Os autores testaram três hipóteses:
H1 - Recentidade da atualização em um perfil de mídia social é associado positivamente com a credibilidade da fonte.
H2 - A credibilidade é positivamente associada com elaboração cognitiva.
H3 - Há uma associação positiva entre recentidade e elaboração cognitiva.

181 cobaias sujeitos experimentais preferidos em testes dessa natureza (aka alunos de graduação - no caso, de curso introdutório de comunicação em uma grande universidade do Meio Atlântico dos EUA) foram arrolados (em troca de créditos acadêmicos).

Os alunos foram divididos em três grupos: 63 foram apresentados a uma página no twitter da American Heart Association cuja última atualização era de cerca de 1 minutos atrás; para 56 alunos a atualização era de cerca de 1 hora atrás e para 62, cerca de 1 dia atrás.
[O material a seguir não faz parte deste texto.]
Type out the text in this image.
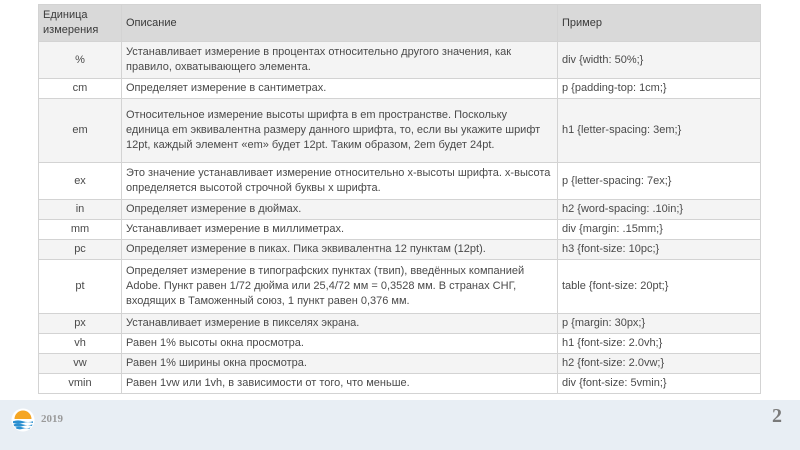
Единица измерения	Описание	Пример
%	Устанавливает измерение в процентах относительно другого значения, как правило, охватывающего элемента.	div {width: 50%;}
cm	Определяет измерение в сантиметрах.	p {padding-top: 1cm;}
em	Относительное измерение высоты шрифта в em пространстве. Поскольку единица em эквивалентна размеру данного шрифта, то, если вы укажите шрифт 12pt, каждый элемент «em» будет 12pt. Таким образом, 2em будет 24pt.	h1 {letter-spacing: 3em;}
ex	Это значение устанавливает измерение относительно x-высоты шрифта. x-высота определяется высотой строчной буквы x шрифта.	p {letter-spacing: 7ex;}
in	Определяет измерение в дюймах.	h2 {word-spacing: .10in;}
mm	Устанавливает измерение в миллиметрах.	div {margin: .15mm;}
pc	Определяет измерение в пиках. Пика эквивалентна 12 пунктам (12pt).	h3 {font-size: 10pc;}
pt	Определяет измерение в типографских пунктах (твип), введённых компанией Adobe. Пункт равен 1/72 дюйма или 25,4/72 мм = 0,3528 мм. В странах СНГ, входящих в Таможенный союз, 1 пункт равен 0,376 мм.	table {font-size: 20pt;}
px	Устанавливает измерение в пикселях экрана.	p {margin: 30px;}
vh	Равен 1% высоты окна просмотра.	h1 {font-size: 2.0vh;}
vw	Равен 1% ширины окна просмотра.	h2 {font-size: 2.0vw;}
vmin	Равен 1vw или 1vh, в зависимости от того, что меньше.	div {font-size: 5vmin;}
2019	2
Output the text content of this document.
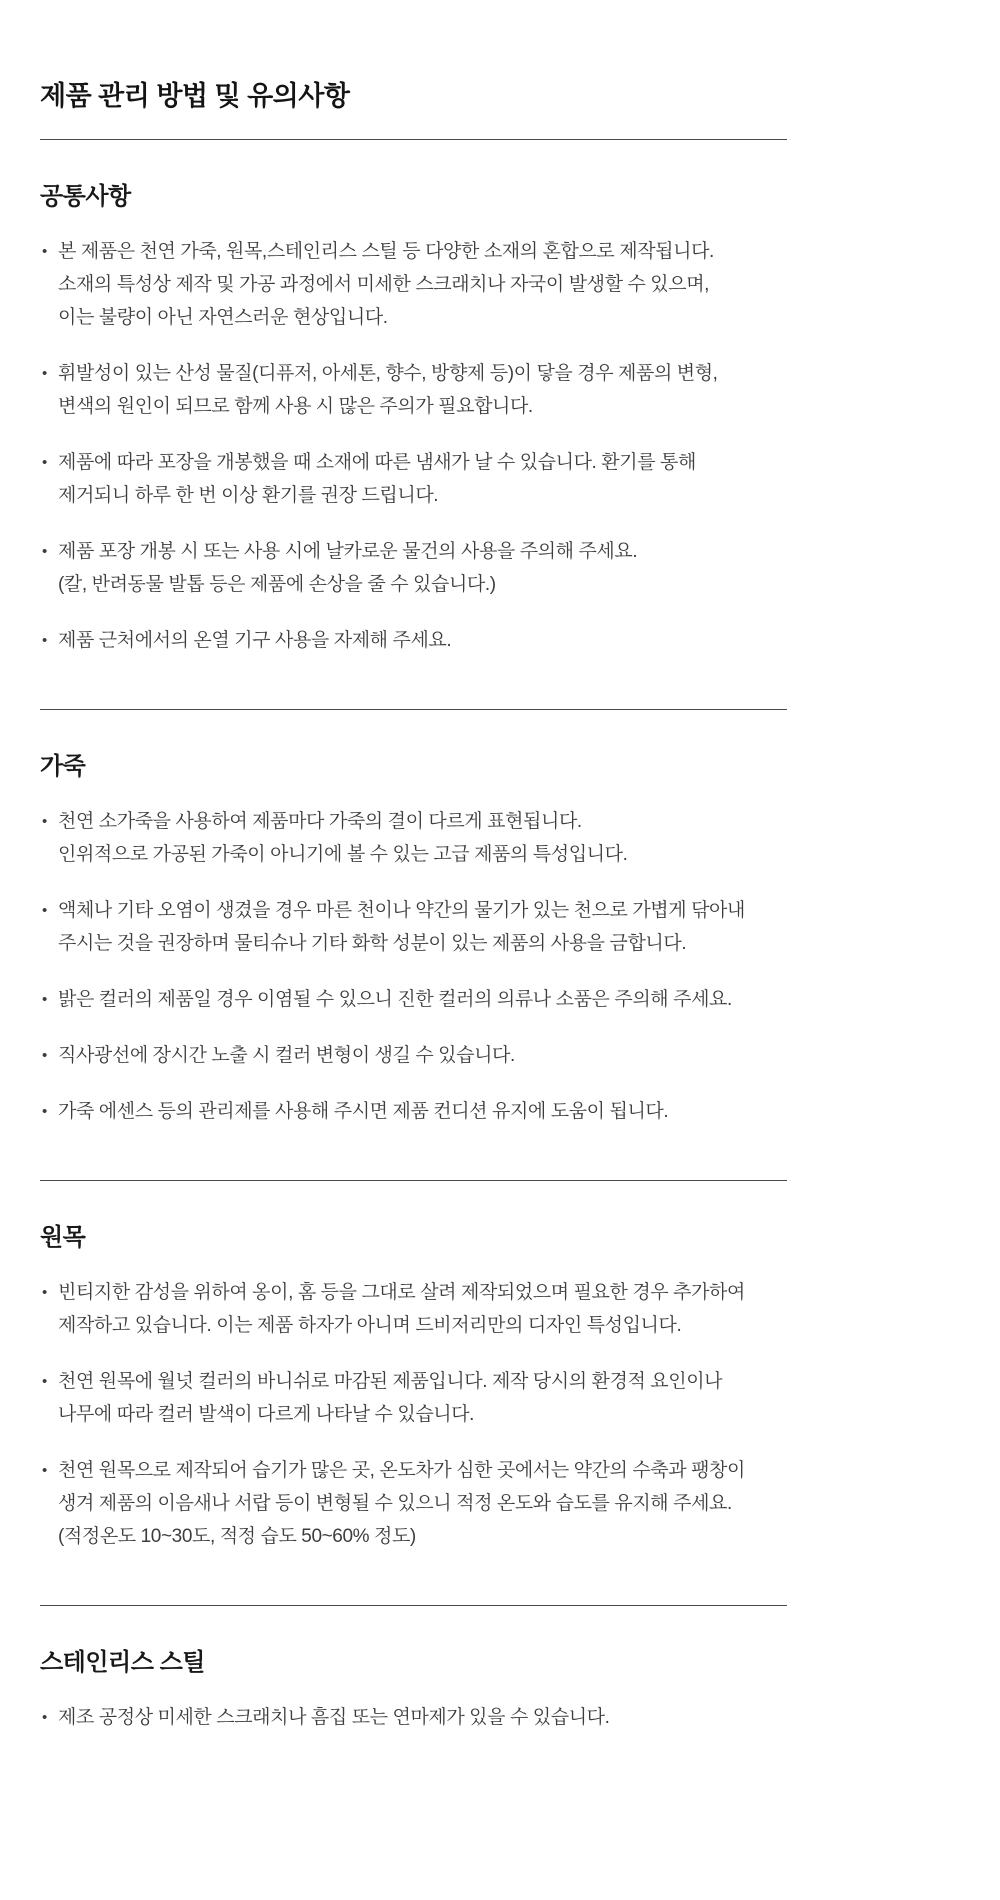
제품 관리 방법 및 유의사항
공통사항
• 본 제품은 천연 가죽, 원목,스테인리스 스틸 등 다양한 소재의 혼합으로 제작됩니다.
소재의 특성상 제작 및 가공 과정에서 미세한 스크래치나 자국이 발생할 수 있으며,
이는 불량이 아닌 자연스러운 현상입니다.

• 휘발성이 있는 산성 물질(디퓨저, 아세톤, 향수, 방향제 등)이 닿을 경우 제품의 변형,
변색의 원인이 되므로 함께 사용 시 많은 주의가 필요합니다.

• 제품에 따라 포장을 개봉했을 때 소재에 따른 냄새가 날 수 있습니다. 환기를 통해
제거되니 하루 한 번 이상 환기를 권장 드립니다.

• 제품 포장 개봉 시 또는 사용 시에 날카로운 물건의 사용을 주의해 주세요.
(칼, 반려동물 발톱 등은 제품에 손상을 줄 수 있습니다.)

• 제품 근처에서의 온열 기구 사용을 자제해 주세요.

가죽
• 천연 소가죽을 사용하여 제품마다 가죽의 결이 다르게 표현됩니다.
인위적으로 가공된 가죽이 아니기에 볼 수 있는 고급 제품의 특성입니다.

• 액체나 기타 오염이 생겼을 경우 마른 천이나 약간의 물기가 있는 천으로 가볍게 닦아내
주시는 것을 권장하며 물티슈나 기타 화학 성분이 있는 제품의 사용을 금합니다.

• 밝은 컬러의 제품일 경우 이염될 수 있으니 진한 컬러의 의류나 소품은 주의해 주세요.

• 직사광선에 장시간 노출 시 컬러 변형이 생길 수 있습니다.

• 가죽 에센스 등의 관리제를 사용해 주시면 제품 컨디션 유지에 도움이 됩니다.

원목
• 빈티지한 감성을 위하여 옹이, 홈 등을 그대로 살려 제작되었으며 필요한 경우 추가하여
제작하고 있습니다. 이는 제품 하자가 아니며 드비저리만의 디자인 특성입니다.

• 천연 원목에 월넛 컬러의 바니쉬로 마감된 제품입니다. 제작 당시의 환경적 요인이나
나무에 따라 컬러 발색이 다르게 나타날 수 있습니다.

• 천연 원목으로 제작되어 습기가 많은 곳, 온도차가 심한 곳에서는 약간의 수축과 팽창이
생겨 제품의 이음새나 서랍 등이 변형될 수 있으니 적정 온도와 습도를 유지해 주세요.
(적정온도 10~30도, 적정 습도 50~60% 정도)

스테인리스 스틸
• 제조 공정상 미세한 스크래치나 흠집 또는 연마제가 있을 수 있습니다.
Após visualizarem as páginas fakes (naturalmente sem estarem cientes de que se tratava de uma página falsa), todos responderam a dois questionários, uma para elaboração cognitiva (5 questões como 'quando via a página, pensava a respeito dela várias e várias vezes', com as quais atribuíam um de 5 graus de concordância/discordância) e outro para medição da credibilidade da fonte (com três dimensões: competência [competence], afeição [godwill] e confiabilidade[trustworthiness]).

Tabela 1. Credibilidade e elaboração cognitiva por condição de atualização.
competência afeição confiabilidade elaboração cognitiva
rápida 4,95 (0,97) 4,83 (0,97) 5,09 (0,92) 2,98 (0,61)
média 4,70 (1,17) 4,54 (1,07) 4,74 (0,99) 2,89 (0,66)
lenta 4,92 (1,13) 4,71 (0,81) 4,96 (0,97) 2,78 (0,74)
Média (Desvio Padrão)

A hipótese H1 não é sustentada diretamente - não há uma diferença significativa em qualquer uma das dimensões de credibilidade por condição de atualização (Tabela 1).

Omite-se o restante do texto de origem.